Le professeur Bob Kabamba, l’un des rédacteurs de la constitution de la RDC de 2006 a, lors du 13e anniversaire de sa promulgation (18 février 2019), a rappelé qu’il plus qu’urgent pour les autorités congolaises du nouveau régime de rendre effective la disposition relative à la retenue à la source de 40% des recettes générées par les provinces en République Démocratique du Congo.
Plus d’un citoyen déplore le fait que les provinces de la RDC peinent à se développer et pourtant la stratégie de la retenue à la source telle que l’a voulu le constituant de 2006, était déjà une des réponses à ce problème. Ceci l’a même poussé à mettre en place d’autres dispositions dont 203, 204 et suivants dans l’unique souci de voir les provinces se développer sans à tout prix attendre tout du gouvernement central. Cet idéal dont la concrétisation piétine fait que les provinces de la république demeurent aujourd’hui sans infrastructures, la problématique de l’éducation, la santé, etc.

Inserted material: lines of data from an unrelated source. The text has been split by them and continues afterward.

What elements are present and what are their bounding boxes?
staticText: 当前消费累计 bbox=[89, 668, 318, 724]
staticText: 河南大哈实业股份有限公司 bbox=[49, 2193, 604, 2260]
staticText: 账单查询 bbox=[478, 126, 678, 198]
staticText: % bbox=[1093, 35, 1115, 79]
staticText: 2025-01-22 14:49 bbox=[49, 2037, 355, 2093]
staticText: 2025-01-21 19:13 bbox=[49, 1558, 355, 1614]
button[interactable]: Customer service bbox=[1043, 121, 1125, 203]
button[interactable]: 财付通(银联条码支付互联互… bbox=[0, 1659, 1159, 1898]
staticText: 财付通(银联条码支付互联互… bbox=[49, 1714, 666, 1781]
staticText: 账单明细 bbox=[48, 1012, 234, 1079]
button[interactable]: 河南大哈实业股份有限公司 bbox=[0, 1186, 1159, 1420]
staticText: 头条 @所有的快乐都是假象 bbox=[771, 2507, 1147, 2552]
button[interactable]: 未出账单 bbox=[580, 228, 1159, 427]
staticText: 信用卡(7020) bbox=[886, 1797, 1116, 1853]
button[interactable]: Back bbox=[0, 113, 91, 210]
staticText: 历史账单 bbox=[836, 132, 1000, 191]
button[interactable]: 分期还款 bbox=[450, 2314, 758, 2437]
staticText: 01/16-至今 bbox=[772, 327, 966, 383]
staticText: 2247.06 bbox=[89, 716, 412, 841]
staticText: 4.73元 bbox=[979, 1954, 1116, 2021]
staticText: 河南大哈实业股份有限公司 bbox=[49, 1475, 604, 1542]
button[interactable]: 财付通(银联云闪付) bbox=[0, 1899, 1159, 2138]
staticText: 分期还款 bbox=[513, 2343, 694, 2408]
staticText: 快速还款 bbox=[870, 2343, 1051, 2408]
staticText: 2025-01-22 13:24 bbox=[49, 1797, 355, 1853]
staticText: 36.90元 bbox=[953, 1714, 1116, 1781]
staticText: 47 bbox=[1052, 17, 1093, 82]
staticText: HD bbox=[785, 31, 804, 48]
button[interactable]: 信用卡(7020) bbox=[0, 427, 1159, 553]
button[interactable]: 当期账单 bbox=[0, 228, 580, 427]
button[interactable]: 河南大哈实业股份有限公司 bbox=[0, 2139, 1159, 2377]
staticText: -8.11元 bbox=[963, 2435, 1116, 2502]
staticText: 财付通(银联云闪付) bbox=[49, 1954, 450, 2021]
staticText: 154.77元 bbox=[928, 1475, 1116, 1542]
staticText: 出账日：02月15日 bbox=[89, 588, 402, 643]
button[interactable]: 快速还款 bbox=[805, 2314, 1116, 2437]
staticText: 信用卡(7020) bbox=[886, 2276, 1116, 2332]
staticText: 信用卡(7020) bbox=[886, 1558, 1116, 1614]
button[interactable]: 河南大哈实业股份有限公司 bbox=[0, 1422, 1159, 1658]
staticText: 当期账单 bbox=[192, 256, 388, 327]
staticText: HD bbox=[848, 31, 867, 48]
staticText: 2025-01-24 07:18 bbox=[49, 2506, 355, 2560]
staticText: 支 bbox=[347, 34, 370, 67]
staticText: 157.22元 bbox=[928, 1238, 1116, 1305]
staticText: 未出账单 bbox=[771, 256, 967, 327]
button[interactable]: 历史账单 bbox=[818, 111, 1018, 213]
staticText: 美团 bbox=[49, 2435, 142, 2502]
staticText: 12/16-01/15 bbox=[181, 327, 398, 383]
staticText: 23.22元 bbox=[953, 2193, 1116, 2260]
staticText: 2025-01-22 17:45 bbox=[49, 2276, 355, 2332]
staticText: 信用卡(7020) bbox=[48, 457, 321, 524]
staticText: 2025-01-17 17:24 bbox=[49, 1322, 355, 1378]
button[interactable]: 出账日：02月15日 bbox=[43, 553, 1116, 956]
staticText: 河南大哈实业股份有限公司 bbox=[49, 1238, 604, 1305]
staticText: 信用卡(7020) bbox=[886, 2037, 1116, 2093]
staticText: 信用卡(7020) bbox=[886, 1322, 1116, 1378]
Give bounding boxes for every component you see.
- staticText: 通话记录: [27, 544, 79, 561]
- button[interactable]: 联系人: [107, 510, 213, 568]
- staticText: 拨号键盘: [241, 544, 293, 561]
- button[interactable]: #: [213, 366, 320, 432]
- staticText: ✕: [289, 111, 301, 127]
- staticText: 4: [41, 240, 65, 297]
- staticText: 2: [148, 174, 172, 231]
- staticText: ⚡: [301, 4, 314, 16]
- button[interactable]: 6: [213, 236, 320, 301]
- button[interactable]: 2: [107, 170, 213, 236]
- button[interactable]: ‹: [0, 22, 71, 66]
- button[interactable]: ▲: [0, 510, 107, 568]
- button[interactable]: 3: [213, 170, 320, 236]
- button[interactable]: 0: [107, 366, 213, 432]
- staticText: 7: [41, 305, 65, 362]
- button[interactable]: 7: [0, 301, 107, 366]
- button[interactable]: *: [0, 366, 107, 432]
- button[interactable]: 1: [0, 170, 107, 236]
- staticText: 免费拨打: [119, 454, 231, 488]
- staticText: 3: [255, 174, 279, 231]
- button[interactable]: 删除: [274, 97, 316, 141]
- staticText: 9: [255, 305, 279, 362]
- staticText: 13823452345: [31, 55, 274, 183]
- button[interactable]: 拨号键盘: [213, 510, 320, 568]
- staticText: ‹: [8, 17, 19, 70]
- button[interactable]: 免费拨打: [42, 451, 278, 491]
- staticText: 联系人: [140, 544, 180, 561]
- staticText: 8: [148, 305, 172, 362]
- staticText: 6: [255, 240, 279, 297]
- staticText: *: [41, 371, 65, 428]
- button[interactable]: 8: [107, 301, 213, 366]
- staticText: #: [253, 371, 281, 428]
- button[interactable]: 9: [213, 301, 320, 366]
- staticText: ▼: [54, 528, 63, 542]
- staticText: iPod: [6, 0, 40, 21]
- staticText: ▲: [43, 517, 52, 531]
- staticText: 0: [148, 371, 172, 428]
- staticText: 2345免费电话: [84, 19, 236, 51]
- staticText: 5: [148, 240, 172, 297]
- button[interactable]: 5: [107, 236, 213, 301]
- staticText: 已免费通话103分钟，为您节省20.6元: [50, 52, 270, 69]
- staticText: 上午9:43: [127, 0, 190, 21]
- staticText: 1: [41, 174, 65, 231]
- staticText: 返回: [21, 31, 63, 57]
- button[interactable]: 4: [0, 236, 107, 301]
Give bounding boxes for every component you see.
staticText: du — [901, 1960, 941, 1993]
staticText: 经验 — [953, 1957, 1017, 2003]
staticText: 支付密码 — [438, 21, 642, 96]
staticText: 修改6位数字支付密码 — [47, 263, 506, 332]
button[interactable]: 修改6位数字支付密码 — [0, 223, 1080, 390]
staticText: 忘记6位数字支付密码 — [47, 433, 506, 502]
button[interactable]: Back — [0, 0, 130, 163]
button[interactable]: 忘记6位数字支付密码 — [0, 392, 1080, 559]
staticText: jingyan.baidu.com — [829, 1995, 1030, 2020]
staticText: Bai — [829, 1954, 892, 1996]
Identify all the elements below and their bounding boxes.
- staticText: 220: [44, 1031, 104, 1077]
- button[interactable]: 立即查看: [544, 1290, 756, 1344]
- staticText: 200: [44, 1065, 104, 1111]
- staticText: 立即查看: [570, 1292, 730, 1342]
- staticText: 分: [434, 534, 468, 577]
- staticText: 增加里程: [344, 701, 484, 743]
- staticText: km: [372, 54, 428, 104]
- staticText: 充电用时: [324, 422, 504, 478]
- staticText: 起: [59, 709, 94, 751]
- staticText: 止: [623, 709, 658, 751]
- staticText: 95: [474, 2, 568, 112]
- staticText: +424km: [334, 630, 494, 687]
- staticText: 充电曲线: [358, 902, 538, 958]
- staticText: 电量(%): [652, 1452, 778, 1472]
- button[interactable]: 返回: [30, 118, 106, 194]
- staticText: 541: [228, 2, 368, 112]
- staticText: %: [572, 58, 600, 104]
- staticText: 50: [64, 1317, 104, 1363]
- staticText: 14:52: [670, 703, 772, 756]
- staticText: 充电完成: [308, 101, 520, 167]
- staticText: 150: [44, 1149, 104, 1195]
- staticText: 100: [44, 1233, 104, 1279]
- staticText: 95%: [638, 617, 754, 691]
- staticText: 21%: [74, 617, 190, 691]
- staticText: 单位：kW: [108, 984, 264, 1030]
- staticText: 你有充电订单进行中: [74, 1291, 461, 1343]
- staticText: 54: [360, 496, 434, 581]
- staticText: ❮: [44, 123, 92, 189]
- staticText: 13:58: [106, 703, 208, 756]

Il se dégage également que les dirigeants congolais depuis 2006 ont opté pour la rétrocession en lieu et place de la retenue à la source, une procédure qui ne permet même pas à l’argent de revenir dans les provinces comme prétendument justifier.
Suites aux multiples revendications, le chef de l’Etat Félix Tshisekedi a expliqué le pourquoi de l’application de la rétrocession en lieu et place de la retenue à la source de 40% tel que prévu par la constitution à son article 175.
«S’agissant de la retenue à la source de 40% des recettes en caractère national, le gouvernement central, à son tour, rétorque que toutes les provinces n’ont pas la même capacité de mobilisation des recettes suite à l’amenuisement de leur assiette fiscale et à la faiblesse constatée de leur part pour mobiliser les recettes. Au nom de la solidarité nationale, la rétrocession continue à être appliquée comme technique de réponse appropriée aux besoins des provinces », a déclaré le chef de l’Etat lors de la 7e session de conférence des gouverneurs.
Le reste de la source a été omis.